Again, welcome! — billinghurst sDrewth 12:00, 7 April 2011 (UTC)

Help with data extraction[edit]

Hi. I am asking you for help to extract some text data from the Wikisource text databases because so far I wasn't successful in achieving this goal.

The data I need is from this pageto this page of the first 105 characters of every paragraph. This may or may not contain already contain a wiki link and an anchor, but the necessary part of the text is the word "Page nnn" followed by a the reference number. From these I convert and create links and generate the anchors in the text pages.

Reference anchor:
{{fs90/s}}{{anchor|463-1}}[[Page:The Conquest of Mexico Volume 1.djvu/53#53-1|Page 9 (<sup>1</sup>)]].—

Main text source:
{{anchor|53-1}}[[Page:The Conquest of Mexico Volume 1.djvu/463#463-1|<sup>1</sup>]]

Not to confuse you, both ends are, or will be anchored and linked for convenience. — Ineuw talk 19:25, 25 August 2015 (UTC)

Done: User:Ineuw/Sandbox. Hope I got you right.— Mpaa (talk) 21:44, 25 August 2015 (UTC)
Perfect, many many thanks.— Ineuw talk 22:36, 25 August 2015 (UTC)
@Mpaa: Could you extract a new data set with the same parameters. Using the previous list I found a number of duplications which I corrected. Thanks in advance, and don't forget to bill me.— Ineuw talk 09:06, 29 August 2015 (UTC)
Done: User:Ineuw/Sandbox.— Mpaa (talk) 10:08, 29 August 2015 (UTC)
Much thanks :-) — Ineuw talk 18:22, 29 August 2015 (UTC)

Volume 2[edit]

@Mpaa: Could you please extract the data like above but for volume 2 and place it again in User:Ineuw/Sandbox? The page range is BEGINNING HERE and ENDING HERE. I am sure that after I made corrections I will come back for another data extraction. Thanks in advance.— Ineuw talk 03:50, 5 September 2015 (UTC)

done.— Mpaa (talk) 07:16, 5 September 2015 (UTC)
Thanks. — Ineuw talk 19:45, 5 September 2015 (UTC)

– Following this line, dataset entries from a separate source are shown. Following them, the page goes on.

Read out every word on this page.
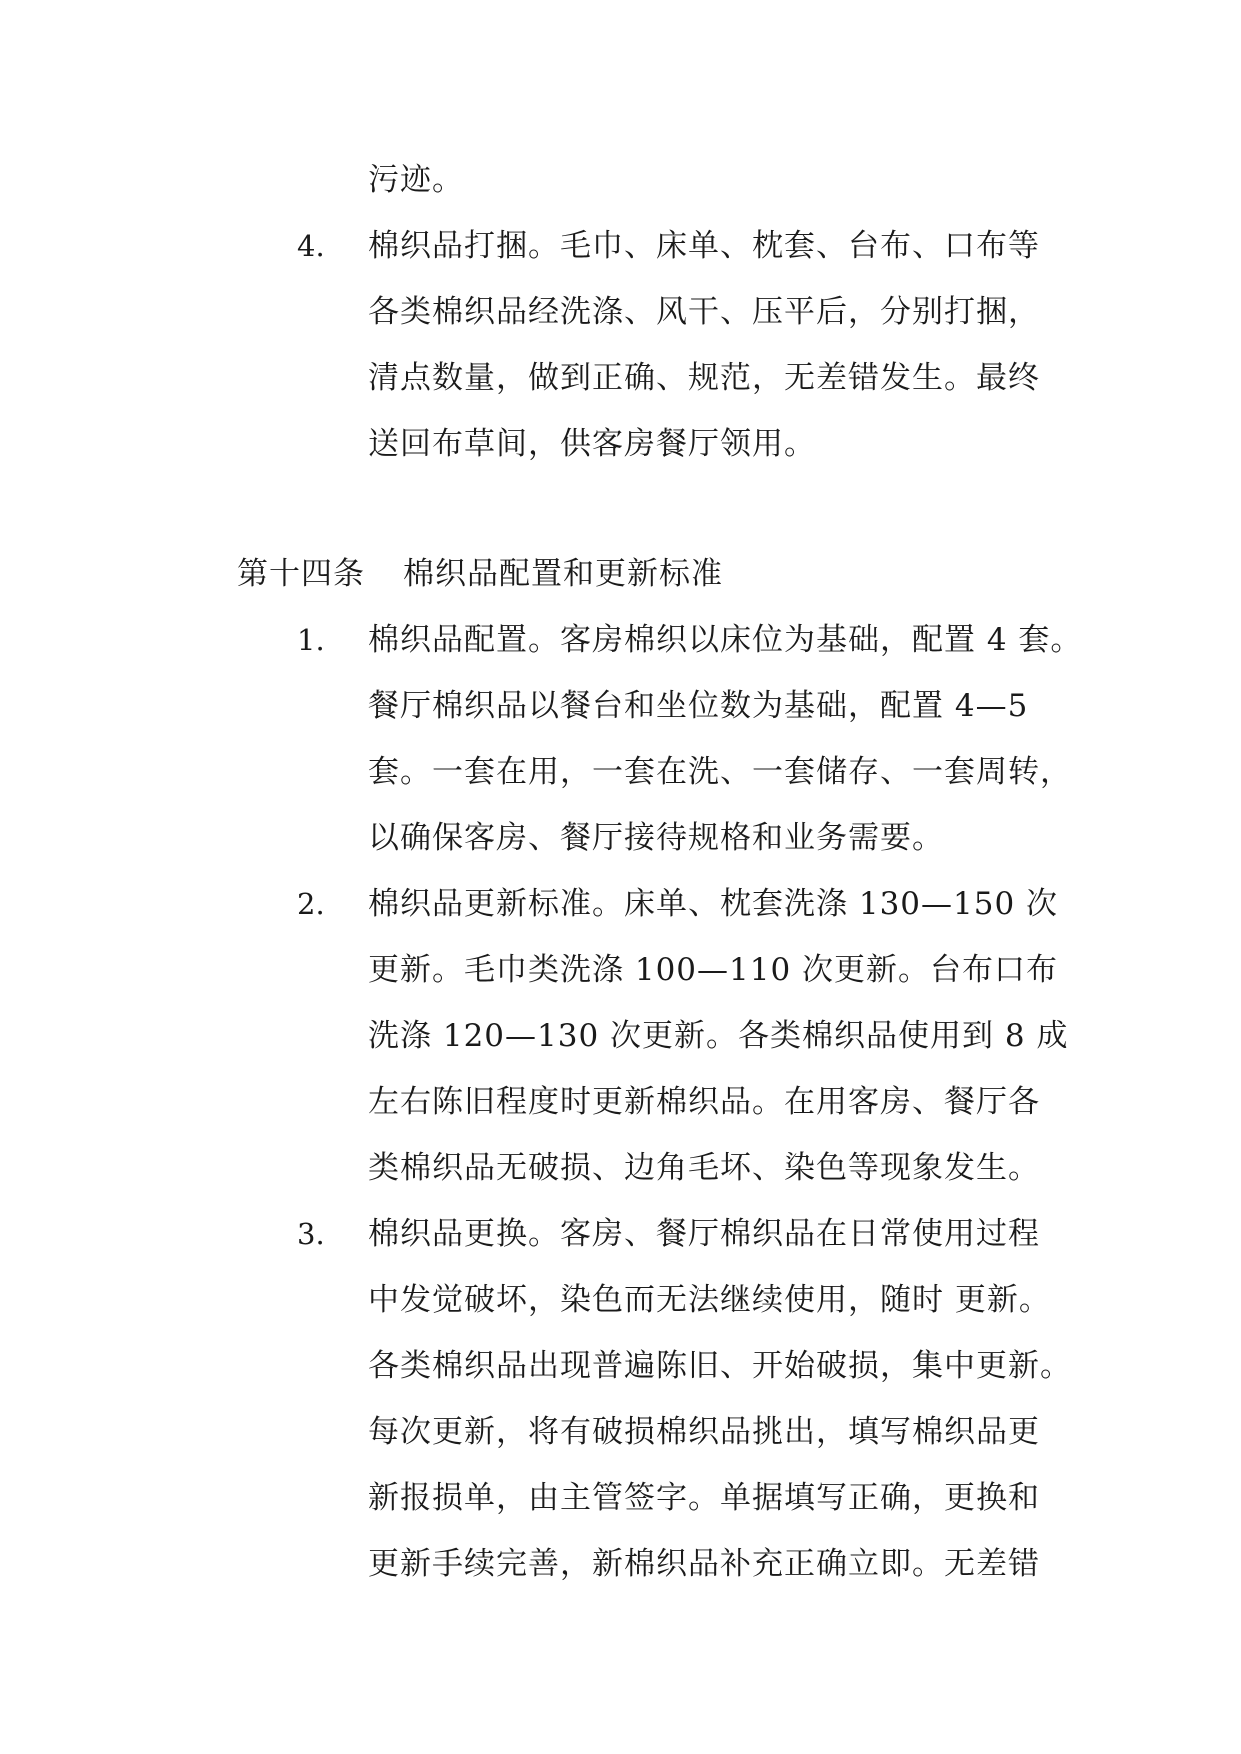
污迹。
4. 棉织品打捆。毛巾、床单、枕套、台布、口布等
各类棉织品经洗涤、风干、压平后，分别打捆，
清点数量，做到正确、规范，无差错发生。最终
送回布草间，供客房餐厅领用。
第十四条 棉织品配置和更新标准
1. 棉织品配置。客房棉织以床位为基础，配置 4 套。
餐厅棉织品以餐台和坐位数为基础，配置 4—5
套。一套在用，一套在洗、一套储存、一套周转，
以确保客房、餐厅接待规格和业务需要。
2. 棉织品更新标准。床单、枕套洗涤 130—150 次
更新。毛巾类洗涤 100—110 次更新。台布口布
洗涤 120—130 次更新。各类棉织品使用到 8 成
左右陈旧程度时更新棉织品。在用客房、餐厅各
类棉织品无破损、边角毛坏、染色等现象发生。
3. 棉织品更换。客房、餐厅棉织品在日常使用过程
中发觉破坏，染色而无法继续使用，随时 更新。
各类棉织品出现普遍陈旧、开始破损，集中更新。
每次更新，将有破损棉织品挑出，填写棉织品更
新报损单，由主管签字。单据填写正确，更换和
更新手续完善，新棉织品补充正确立即。无差错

Categories by gender[edit]

Hi, there! There is a small problem in current version of author template with fetching gender data from wikidata. The problem arises when wikidata gender value is set to "unknown value" (see for example Author:C. E. Brewster). Cheers, Captain Nemo (talk) 01:10, 1 September 2015 (UTC).

Tried to fix it. I added Category:Author pages with unknown gender in Wikidata.— Mpaa (talk) 20:45, 1 September 2015 (UTC)

Publication year of Shakespeare's sonnets[edit]


Back in 2012 you added |year=1598 to all of Shakespeare's sonnets (see eg. Sonnet 4 (Shakespeare)). As far as I know the sonnets were all first published in 1609, except 138 and 144 that had previously appeared, probably through piracy, in The Passionate Pilgrim in 1599). Is there any particular reason you have it down as 1598 here? --Xover (talk) 19:51, 10 September 2015 (UTC)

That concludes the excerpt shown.